To bring about a revolution in energy storage through Li-ion batteries, it is crucial to develop a scalable preparation method for Si-based composite anodes. However, the severe volume expansion and poor ionic transport properties of Si-based composites present significant challenges. Previous research focused on SiO and nano Si/C composites to address these issues. In this study, mechanical milling was used to introduce a SiO_x layer onto the surface of Si by mixing Si and SiO₂ in a 1 : 1 mass ratio. The resulting Si+SiO₂ composites (denoted as SS50) exhibited an initial coulombic efficiency (ICE) of 73.5% and high rate performance. To further stabilize the overall structure, kerosene was introduced as a carbon source precursor to generate a coating layer.

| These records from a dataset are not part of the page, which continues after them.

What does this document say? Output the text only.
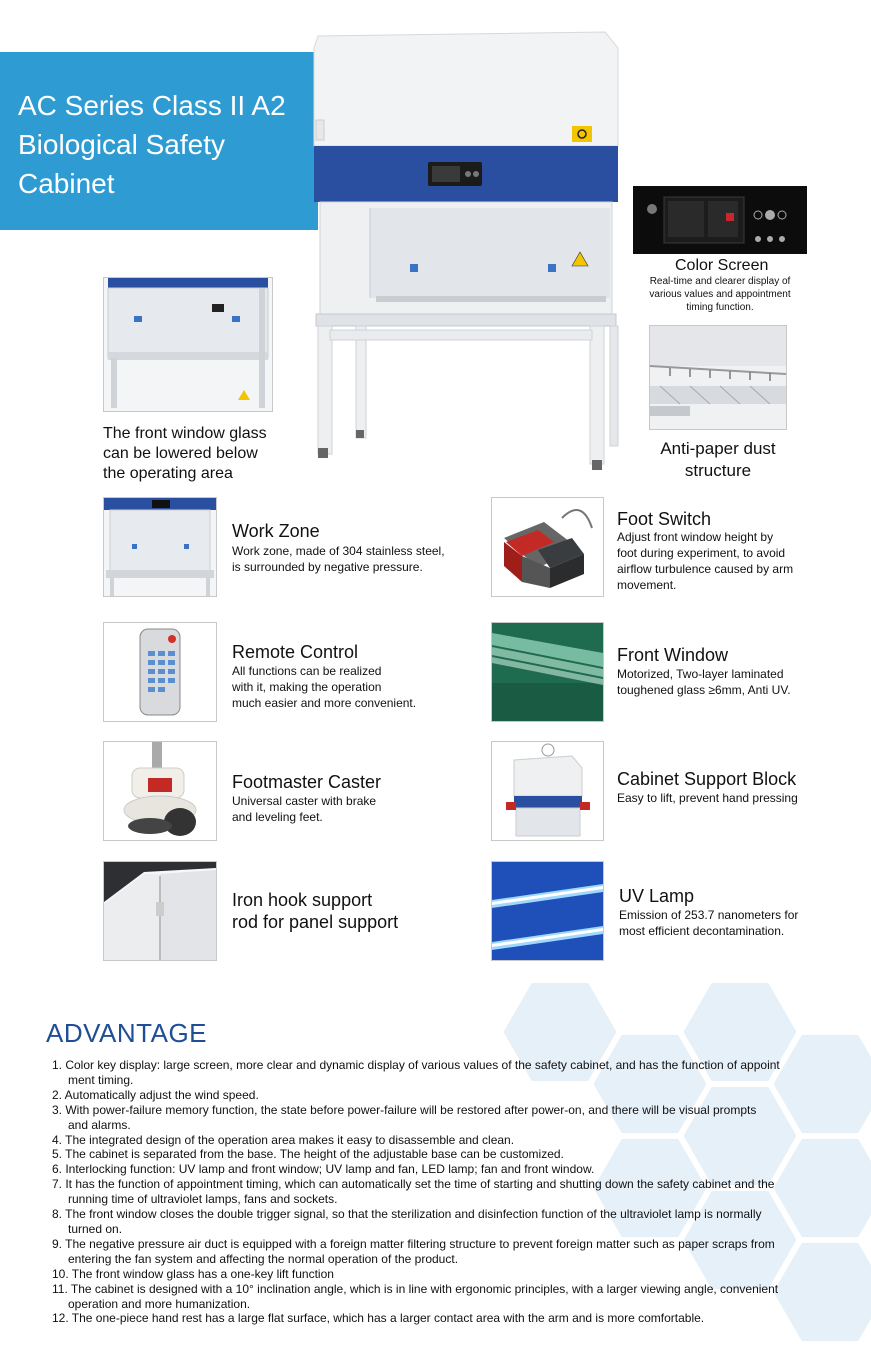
AC Series Class II A2
Biological Safety
Cabinet
The front window glass
can be lowered below
the operating area
Color Screen
Real-time and clearer display of
various values and appointment
timing function.
Anti-paper dust
structure
Work Zone
Work zone, made of 304 stainless steel,
is surrounded by negative pressure.
Foot Switch
Adjust front window height by
foot during experiment, to avoid
airflow turbulence caused by arm
movement.
Remote Control
All functions can be realized
with it, making the operation
much easier and more convenient.
Front Window
Motorized, Two-layer laminated
toughened glass ≥6mm, Anti UV.
Footmaster Caster
Universal caster with brake
and leveling feet.
Cabinet Support Block
Easy to lift, prevent hand pressing
Iron hook support
rod for panel support
UV Lamp
Emission of 253.7 nanometers for
most efficient decontamination.
ADVANTAGE
1. Color key display: large screen, more clear and dynamic display of various values of the safety cabinet, and has the function of appoint
ment timing.
2. Automatically adjust the wind speed.
3. With power-failure memory function, the state before power-failure will be restored after power-on, and there will be visual prompts
and alarms.
4. The integrated design of the operation area makes it easy to disassemble and clean.
5. The cabinet is separated from the base. The height of the adjustable base can be customized.
6. Interlocking function: UV lamp and front window; UV lamp and fan, LED lamp; fan and front window.
7. It has the function of appointment timing, which can automatically set the time of starting and shutting down the safety cabinet and the
running time of ultraviolet lamps, fans and sockets.
8. The front window closes the double trigger signal, so that the sterilization and disinfection function of the ultraviolet lamp is normally
turned on.
9. The negative pressure air duct is equipped with a foreign matter filtering structure to prevent foreign matter such as paper scraps from
entering the fan system and affecting the normal operation of the product.
10. The front window glass has a one-key lift function
11. The cabinet is designed with a 10° inclination angle, which is in line with ergonomic principles, with a larger viewing angle, convenient
operation and more humanization.
12. The one-piece hand rest has a large flat surface, which has a larger contact area with the arm and is more comfortable.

The resulting multiphase composite structure (SiO_x+SiO₂+C), designated as SS50-900C, demonstrated a capacity retention of 79.5% over 280 cycles at its capacity of 487 mA h g⁻¹. These results suggest that a cost-effective mechanical ball milling refinement of Si+SiO₂ and a gas-phase encapsulation process can significantly improve the electrochemical performance of Si-based composites.